New wildflower meadow at Middleborough Hill
In March we planted wildflowers seeds on Middleborough Hill to improve the area for people and wildlife.
Middleborough Hill in Croyde, adjacent to the Baggy Point car park and Sandleigh Tea Room, is undergoing a transformation, improving the area both for people and wildlife. The field, which previously has been sheep grazed and a seasonal overflow car park is being turned into a glorious wildflower meadow and orchard. It will be a place where wildlife can thrive, but also a place that connects people with nature with spaces to picnic, paths to walk on and areas to sit and watch the waves roll into the bay.
Just before lockdown National Trust rangers and local contractors managed to get out and sow wildflower seeds and plant the first 6 fruit trees in the orchard on Middleborough Hill.
The seed mix contains lots of pollinator friendly plants such as clover and vetch, but also poppies and cornflowers which will be really eye catching especially when combined with the rugged backdrop of the North Devon coastline. As it stands it is hoped that they will be established and readily waiting for people to enjoy once lockdown is over, and hopefully the wildlife will be reaping the benefits even sooner.
Restoring a healthy, beautiful natural environment is at the heart of the National Trust’s ten year ‘Playing our Part’ strategy and are committed to making more space for nature. This work is part of a whole host of other projects on the North Devon coast and nationally to improve habitats in a way that people can enjoy.
" A lot of the wonderful wildlife on our property is not always readily accessible, people often associate seeing the spectacles that nature provides with having to go on grand and physically exertive adventures. This project gives us an opportunity to bring wildlife to those people who wouldn’t normally tackle the wilds of the South West coast-path. It will be a beautiful place to sit and enjoy. "

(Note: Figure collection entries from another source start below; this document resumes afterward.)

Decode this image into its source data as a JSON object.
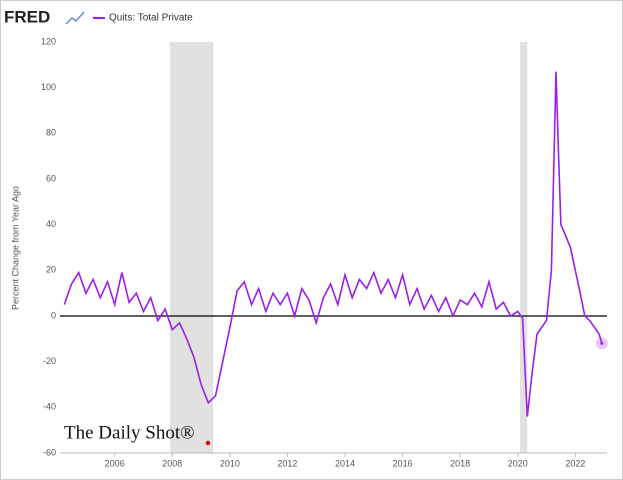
{
  "logo": "FRED",
  "watermark": "The Daily Shot®",
  "chart_data": {
    "type": "line",
    "ylabel": "Percent Change from Year Ago",
    "xlim": [
      2004.1,
      2023.1
    ],
    "xticks": [
      2006,
      2008,
      2010,
      2012,
      2014,
      2016,
      2018,
      2020,
      2022
    ],
    "ylim": [
      -60,
      120
    ],
    "yticks": [
      -60,
      -40,
      -20,
      0,
      20,
      40,
      60,
      80,
      100,
      120
    ],
    "grid": false,
    "zero_line": true,
    "recessions": [
      [
        2007.92,
        2009.42
      ],
      [
        2020.08,
        2020.33
      ]
    ],
    "recession_color": "#e1e1e1",
    "legend": "top-left",
    "series": [
      {
        "name": "Quits: Total Private",
        "color": "#9b1fe8",
        "x": [
          2004.25,
          2004.5,
          2004.75,
          2005.0,
          2005.25,
          2005.5,
          2005.75,
          2006.0,
          2006.25,
          2006.5,
          2006.75,
          2007.0,
          2007.25,
          2007.5,
          2007.75,
          2008.0,
          2008.25,
          2008.5,
          2008.75,
          2009.0,
          2009.25,
          2009.5,
          2009.75,
          2010.0,
          2010.25,
          2010.5,
          2010.75,
          2011.0,
          2011.25,
          2011.5,
          2011.75,
          2012.0,
          2012.25,
          2012.5,
          2012.75,
          2013.0,
          2013.25,
          2013.5,
          2013.75,
          2014.0,
          2014.25,
          2014.5,
          2014.75,
          2015.0,
          2015.25,
          2015.5,
          2015.75,
          2016.0,
          2016.25,
          2016.5,
          2016.75,
          2017.0,
          2017.25,
          2017.5,
          2017.75,
          2018.0,
          2018.25,
          2018.5,
          2018.75,
          2019.0,
          2019.25,
          2019.5,
          2019.75,
          2020.0,
          2020.17,
          2020.33,
          2020.5,
          2020.67,
          2020.83,
          2021.0,
          2021.17,
          2021.33,
          2021.42,
          2021.5,
          2021.67,
          2021.83,
          2022.0,
          2022.17,
          2022.33,
          2022.5,
          2022.67,
          2022.83,
          2022.92
        ],
        "values": [
          5,
          14,
          19,
          10,
          16,
          8,
          15,
          5,
          19,
          6,
          10,
          2,
          8,
          -2,
          3,
          -6,
          -3,
          -10,
          -18,
          -30,
          -38,
          -35,
          -20,
          -5,
          11,
          15,
          5,
          12,
          2,
          10,
          5,
          10,
          0,
          12,
          7,
          -3,
          8,
          14,
          5,
          18,
          8,
          16,
          12,
          19,
          10,
          16,
          8,
          18,
          5,
          12,
          3,
          9,
          2,
          8,
          0,
          7,
          5,
          10,
          4,
          15,
          3,
          6,
          0,
          2,
          -1,
          -44,
          -25,
          -8,
          -5,
          -2,
          20,
          107,
          70,
          40,
          35,
          30,
          20,
          10,
          0,
          -2,
          -5,
          -8,
          -12
        ]
      }
    ]
  }
}
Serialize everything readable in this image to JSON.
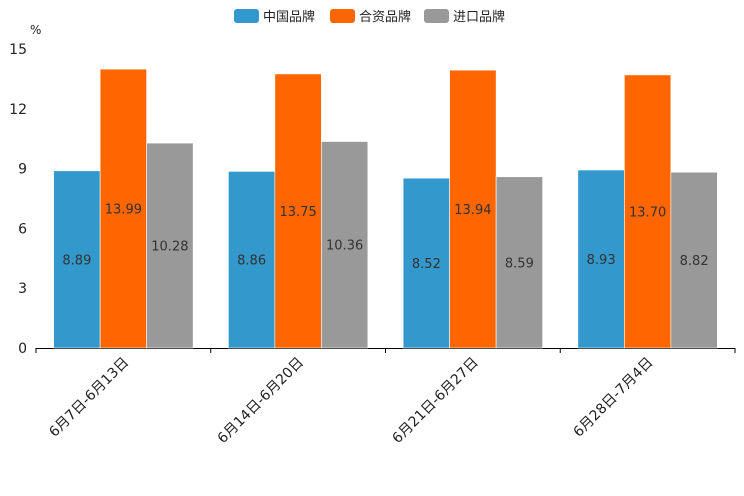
{
  "chart_data": {
    "type": "bar",
    "title": "",
    "unit": "%",
    "xlabel": "",
    "ylabel": "%",
    "ylim": [
      0,
      15
    ],
    "yticks": [
      0,
      3,
      6,
      9,
      12,
      15
    ],
    "grid": false,
    "legend_position": "top-center",
    "categories": [
      "6月7日-6月13日",
      "6月14日-6月20日",
      "6月21日-6月27日",
      "6月28日-7月4日"
    ],
    "series": [
      {
        "name": "中国品牌",
        "color": "#3399cc",
        "values": [
          8.89,
          8.86,
          8.52,
          8.93
        ],
        "labels": [
          "8.89",
          "8.86",
          "8.52",
          "8.93"
        ]
      },
      {
        "name": "合资品牌",
        "color": "#ff6600",
        "values": [
          13.99,
          13.75,
          13.94,
          13.7
        ],
        "labels": [
          "13.99",
          "13.75",
          "13.94",
          "13.70"
        ]
      },
      {
        "name": "进口品牌",
        "color": "#999999",
        "values": [
          10.28,
          10.36,
          8.59,
          8.82
        ],
        "labels": [
          "10.28",
          "10.36",
          "8.59",
          "8.82"
        ]
      }
    ]
  }
}
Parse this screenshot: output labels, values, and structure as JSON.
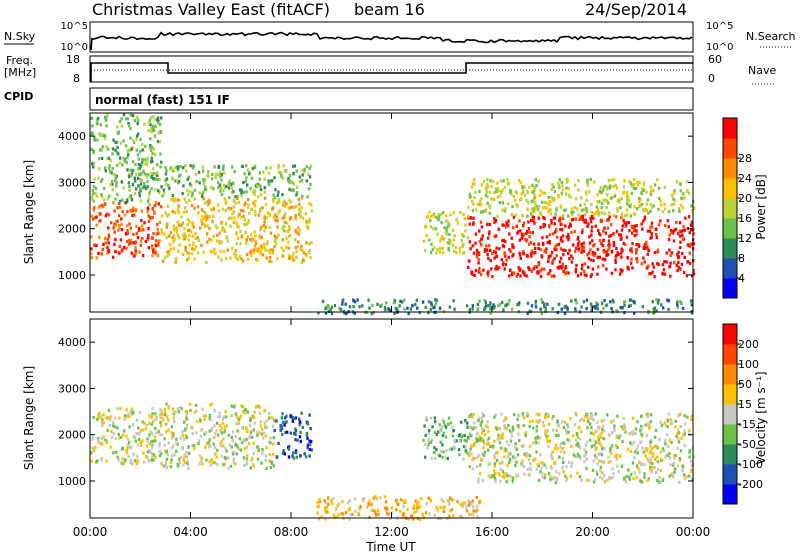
{
  "header": {
    "title": "Christmas Valley East (fitACF)",
    "beam": "beam 16",
    "date": "24/Sep/2014"
  },
  "summary": {
    "nsky_label": "N.Sky",
    "nsky_ticks": [
      "10^5",
      "10^0"
    ],
    "nsearch_label": "N.Search",
    "nsearch_ticks": [
      "10^5",
      "10^0"
    ],
    "freq_label": "Freq.",
    "freq_unit": "[MHz]",
    "freq_ticks": [
      "18",
      "8"
    ],
    "nave_label": "Nave",
    "nave_ticks": [
      "60",
      "0"
    ],
    "cpid_label": "CPID",
    "cpid_text": "normal (fast) 151 IF"
  },
  "chart_data": [
    {
      "type": "heatmap",
      "name": "power-panel",
      "ylabel": "Slant Range [km]",
      "yticks": [
        1000,
        2000,
        3000,
        4000
      ],
      "ylim": [
        200,
        4500
      ],
      "xlim": [
        0,
        24
      ],
      "colorbar": {
        "label": "Power [dB]",
        "ticks": [
          "4",
          "8",
          "12",
          "16",
          "20",
          "24",
          "28"
        ],
        "colors": [
          "#0000ff",
          "#1f4fb0",
          "#2e8b57",
          "#6ac24a",
          "#b8d435",
          "#ffc000",
          "#ff8c00",
          "#ff4500",
          "#ff0000"
        ]
      },
      "regions": [
        {
          "t": [
            0.0,
            2.8
          ],
          "r": [
            1400,
            2600
          ],
          "level": 7
        },
        {
          "t": [
            0.0,
            2.8
          ],
          "r": [
            2600,
            4500
          ],
          "level": 3
        },
        {
          "t": [
            2.8,
            8.8
          ],
          "r": [
            1300,
            2700
          ],
          "level": 5
        },
        {
          "t": [
            2.8,
            8.8
          ],
          "r": [
            2700,
            3400
          ],
          "level": 3
        },
        {
          "t": [
            13.2,
            15.0
          ],
          "r": [
            1500,
            2400
          ],
          "level": 4
        },
        {
          "t": [
            15.0,
            24.0
          ],
          "r": [
            1000,
            2300
          ],
          "level": 8
        },
        {
          "t": [
            15.0,
            24.0
          ],
          "r": [
            2300,
            3100
          ],
          "level": 4
        },
        {
          "t": [
            9.0,
            24.0
          ],
          "r": [
            200,
            500
          ],
          "level": 2
        }
      ]
    },
    {
      "type": "heatmap",
      "name": "velocity-panel",
      "ylabel": "Slant Range [km]",
      "yticks": [
        1000,
        2000,
        3000,
        4000
      ],
      "ylim": [
        200,
        4500
      ],
      "xlim": [
        0,
        24
      ],
      "xlabel": "Time UT",
      "xticks": [
        "00:00",
        "04:00",
        "08:00",
        "12:00",
        "16:00",
        "20:00",
        "00:00"
      ],
      "colorbar": {
        "label": "Velocity [m s⁻¹]",
        "ticks": [
          "200",
          "100",
          "50",
          "15",
          "-15",
          "-50",
          "-100",
          "-200"
        ],
        "colors": [
          "#0000ff",
          "#1f4fb0",
          "#2e8b57",
          "#6ac24a",
          "#c8c8c0",
          "#ffc000",
          "#ff8c00",
          "#ff4500",
          "#ff0000"
        ]
      },
      "regions": [
        {
          "t": [
            0.0,
            2.8
          ],
          "r": [
            1400,
            2600
          ],
          "level": 4
        },
        {
          "t": [
            2.8,
            7.3
          ],
          "r": [
            1300,
            2700
          ],
          "level": 4
        },
        {
          "t": [
            7.3,
            8.8
          ],
          "r": [
            1500,
            2500
          ],
          "level": 1
        },
        {
          "t": [
            13.2,
            15.0
          ],
          "r": [
            1500,
            2400
          ],
          "level": 3
        },
        {
          "t": [
            15.0,
            24.0
          ],
          "r": [
            1000,
            2500
          ],
          "level": 4
        },
        {
          "t": [
            9.0,
            15.5
          ],
          "r": [
            200,
            700
          ],
          "level": 5
        }
      ]
    }
  ]
}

Baggy Point is a great site for many species including our native pollinators, and the meadow will hopefully improve that. Every year the point is surveyed for its wildlife, with special focus given to bumblebee numbers. One of particular interest is the Brown Banded Carder Bee last seen on Baggy in 2000, but with a strong population in the nearby Braunton Burrows. This nationally important species was once found widely across Devon but is now confined to just a few small sites along the North Devon coast. This particular bee tends to fly later in the summer so there is often little forage for it to feed, as modern farming pressures tend to require fields to be cut much earlier in the year.
The survey work is done in conjunction with Bumblebee conservation as part of their Westcountry Buzz project, the project focusses on improving bumblebee habitat across North Devon. The Bumblebee Conservation Trust have also contributed towards sowing the wildflower seed. It is great to be working in partnership this way; making places better for people and nature across organisations.